Autumn is a great time to plant a new garden, but for those of us averse to digging, the hardest part can be getting started.
Spadework is at its most off-putting where heavy soil is hard to dig, let alone being conducive to healthy plant growth. Poor soils, both heavy and light, can be renovated with plenty of organic matter, but it can take years to reach good results. The simple answer lies in building garden beds above the soil.
Raised beds have been used for centuries for good reason – they’re better for plants and they’re easier on gardeners. Whether you want to grow trees, shrubs, perennials or vegetables, building raised beds is the best way to bypass heavy digging and ideal for any gardener limited by lack of space, or impaired physical ability. Raised beds can be planted, weeded and harvested without ever walking on the soil, and therefore avoiding compaction and promoting better plant growth.

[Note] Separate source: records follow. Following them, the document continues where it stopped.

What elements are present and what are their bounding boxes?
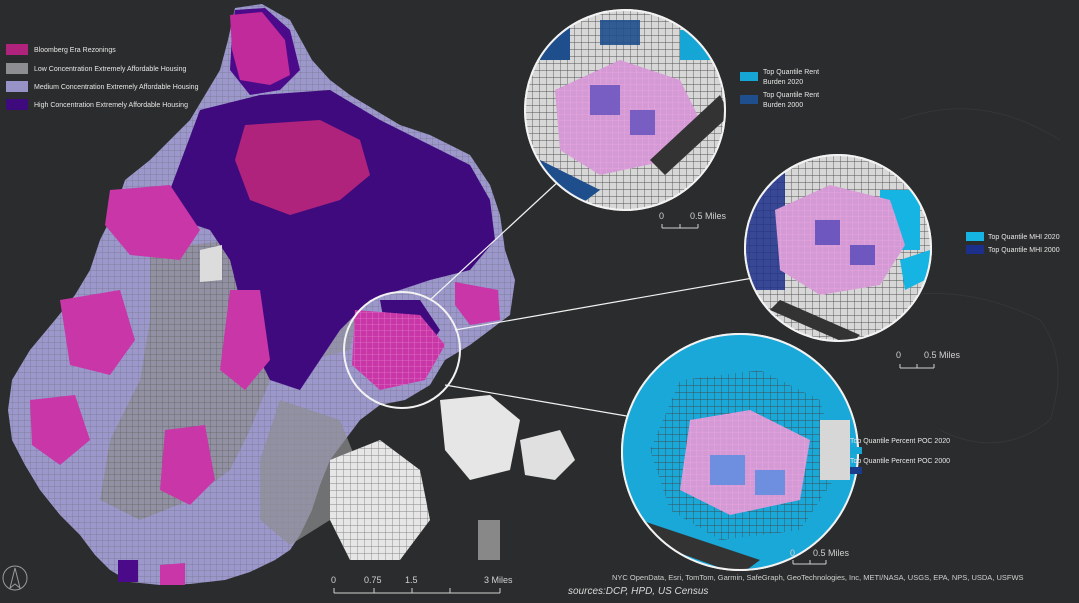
poc-scale-bar	[792, 560, 827, 565]
legend-label-mhi-2020: Top Quantile MHI 2020	[988, 234, 1060, 241]
map-credits: NYC OpenData, Esri, TomTom, Garmin, Safe…	[612, 573, 1024, 582]
park-area	[478, 520, 500, 560]
main-legend: Bloomberg Era Rezonings Low Concentratio…	[6, 44, 199, 110]
legend-swatch-mhi-2020	[966, 232, 984, 241]
rent-legend: Top Quantile Rent Burden 2020 Top Quanti…	[740, 69, 819, 109]
park-area	[440, 395, 520, 480]
mhi-scale-half: 0.5 Miles	[924, 350, 961, 360]
rent-scale-half: 0.5 Miles	[690, 211, 727, 221]
rent-scale-zero: 0	[659, 211, 664, 221]
legend-swatch-rent-2000	[740, 95, 758, 104]
rezoning-area	[118, 560, 138, 582]
inset-poc	[621, 333, 859, 571]
rezoning-area	[60, 290, 135, 375]
legend-swatch-low	[6, 63, 28, 74]
rezoning-area	[105, 185, 200, 260]
legend-swatch-poc-2000	[850, 467, 862, 474]
rent-scale-bar	[661, 224, 699, 229]
brooklyn-map	[8, 4, 575, 585]
main-scale-tick-2: 1.5	[405, 575, 418, 585]
rezoning-area	[455, 282, 500, 325]
rezoning-area	[230, 12, 290, 85]
legend-swatch-high	[6, 99, 28, 110]
mhi-scale-bar	[899, 364, 935, 369]
legend-swatch-rezonings	[6, 44, 28, 55]
legend-swatch-mhi-2000	[966, 245, 984, 254]
legend-label-rent-2000-line2: Burden 2000	[763, 102, 803, 109]
legend-swatch-medium	[6, 81, 28, 92]
background-terrain	[879, 108, 1061, 444]
legend-swatch-rent-2020	[740, 72, 758, 81]
main-scale-tick-1: 0.75	[364, 575, 382, 585]
legend-label-rezonings: Bloomberg Era Rezonings	[34, 47, 116, 54]
inset-mhi	[744, 154, 932, 342]
inset-rent-burden	[524, 9, 726, 211]
park-area	[200, 245, 222, 282]
legend-label-low: Low Concentration Extremely Affordable H…	[34, 66, 187, 73]
legend-label-poc-2000: Top Quantile Percent POC 2000	[850, 458, 950, 465]
main-scale-tick-3: 3 Miles	[484, 575, 513, 585]
rezoning-area	[160, 425, 215, 505]
poc-scale-half: 0.5 Miles	[813, 548, 850, 558]
inset-connectors	[429, 179, 771, 421]
rezoning-area	[160, 563, 185, 585]
legend-label-mhi-2000: Top Quantile MHI 2000	[988, 247, 1060, 254]
mhi-scale-zero: 0	[896, 350, 901, 360]
map-sources: sources:DCP, HPD, US Census	[568, 586, 708, 597]
mhi-legend: Top Quantile MHI 2020 Top Quantile MHI 2…	[966, 232, 1060, 254]
zoom-highlight-circle	[343, 291, 461, 409]
legend-label-poc-2020: Top Quantile Percent POC 2020	[850, 438, 950, 445]
legend-label-medium: Medium Concentration Extremely Affordabl…	[34, 84, 199, 91]
legend-label-rent-2000-line1: Top Quantile Rent	[763, 92, 819, 99]
legend-label-rent-2020-line1: Top Quantile Rent	[763, 69, 819, 76]
main-scale-tick-0: 0	[331, 575, 336, 585]
main-scale-bar	[333, 588, 501, 594]
rezoning-area	[235, 120, 370, 215]
legend-label-rent-2020-line2: Burden 2020	[763, 79, 803, 86]
north-arrow-icon	[2, 565, 28, 591]
poc-scale-zero: 0	[790, 548, 795, 558]
park-area	[520, 430, 575, 480]
rezoning-area	[220, 290, 270, 390]
legend-label-high: High Concentration Extremely Affordable …	[34, 102, 188, 109]
legend-swatch-poc-2020	[850, 447, 862, 454]
rezoning-area	[30, 395, 90, 465]
poc-legend: Top Quantile Percent POC 2020 Top Quanti…	[850, 438, 950, 474]
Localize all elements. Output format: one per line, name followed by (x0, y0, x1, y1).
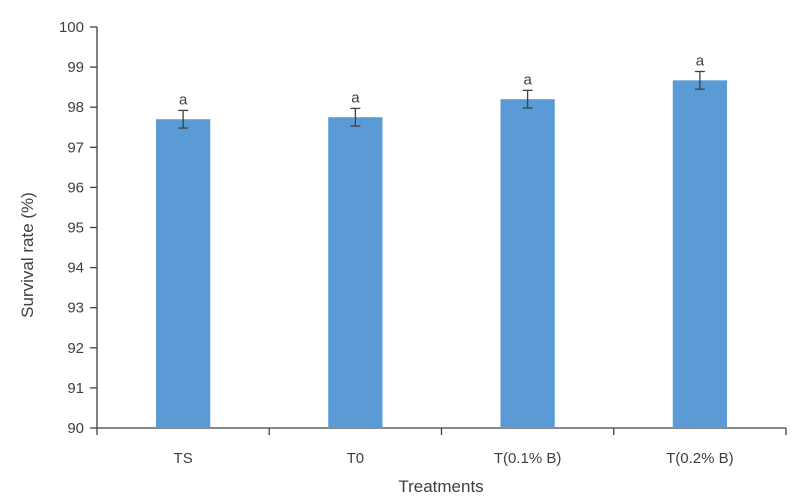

Also, the warmer well-drained conditions in raised beds mean you can often plant earlier and harvest later than the ground conditions allow. The dimensions will depend on what fits best with the garden’s design but for convenient access, the ideal width for each bed is about 1m. Walls should be at least 300mm high, but the average seat height of 450mm is ideal, especially if capped with a solid edge wide enough for sitting. Sides may be built from wooden sleepers, concrete blocks or bricks. Choose a nontoxic building material, especially if you plan to grow fruit and vegetables. Construction must be sturdy enough to hold together when filled with soil, which means timber walls must be braced securely at the corners. Solid masonry walls need weep holes at their base.
The term ‘no-dig’ garden refers mainly to vegetable growing, where a bottomless box is filled with layers of nutrient rich organic material; compost, manure and straw. But the growing medium you choose to fill your beds will depend on what you want to grow, and what is locally available. In any case, it is important to invest in good-quality ingredients, including generous amounts of compost.
While drainage is important, overly light mixes can lead to problems with drying out. Suggested Products: Living Earth Compost; Living Earth Garden Mix; Nutrasoil – available in bulk and bags from Central Landscape Supplies – free loan trailers available Controlled release fertilizer is best for raised beds. For an organic vegetable garden, blood and bone is the popular choice, along with well-rotted animal manures (fresh manure will burn roots). Available from Central Landscape Supplies, Nitra-King is a controlled release fertilizer designed for winter use. It comes in 2kg, 10kg & 22.7kg bags. Suggested Products: Nitra King – available at Central Landscape Supplies Good soil structure and fertility can be maintained over the years by regularly adding organic matter as mulch. This will also help suppress weeds. Suggested Products: Reharvest Mulches; Compost Mulch.
So if you’d rather not dig, or simply can’t, the no-dig garden is well worth investing in. For gardeners prone to a bad back or sore knees, a raised bed can put an end to aches and pains. The pay off for extra time and money spent at the outset are years of easy gardening.
How to build a no-dig vege garden
1. Choose a sunny sheltered spot, away from large trees.
2. Measure and peg out beds. For a bed that is reached from both sides 1 to 1.2m is the optimum width to avoid having to walk on the soil. Allow at least 300mm for paths between beds.
3. Construct walls at least 300mm tall, but no higher than 450mm for easy access. The heavier the soil, the deeper the beds should ideally be.
4. Lay a 50mm thick layer of overlapping newspaper.
5. Lay pads of pea straw or Lucerne hay over the newspaper.
6. Sprinkle blood and bone. Add a 20cm layer of loose straw and sprinkle more blood and bone.
7. Add a 20cm layer of compost.
8. Repeat layers of straw, manure and compost until beds are fill.
9. An organic no-dig vege garden will last several years, with layers topped up each year.
After about five years, growth may becomes less vigorous, a sign that its time to replace the old soil with fresh material.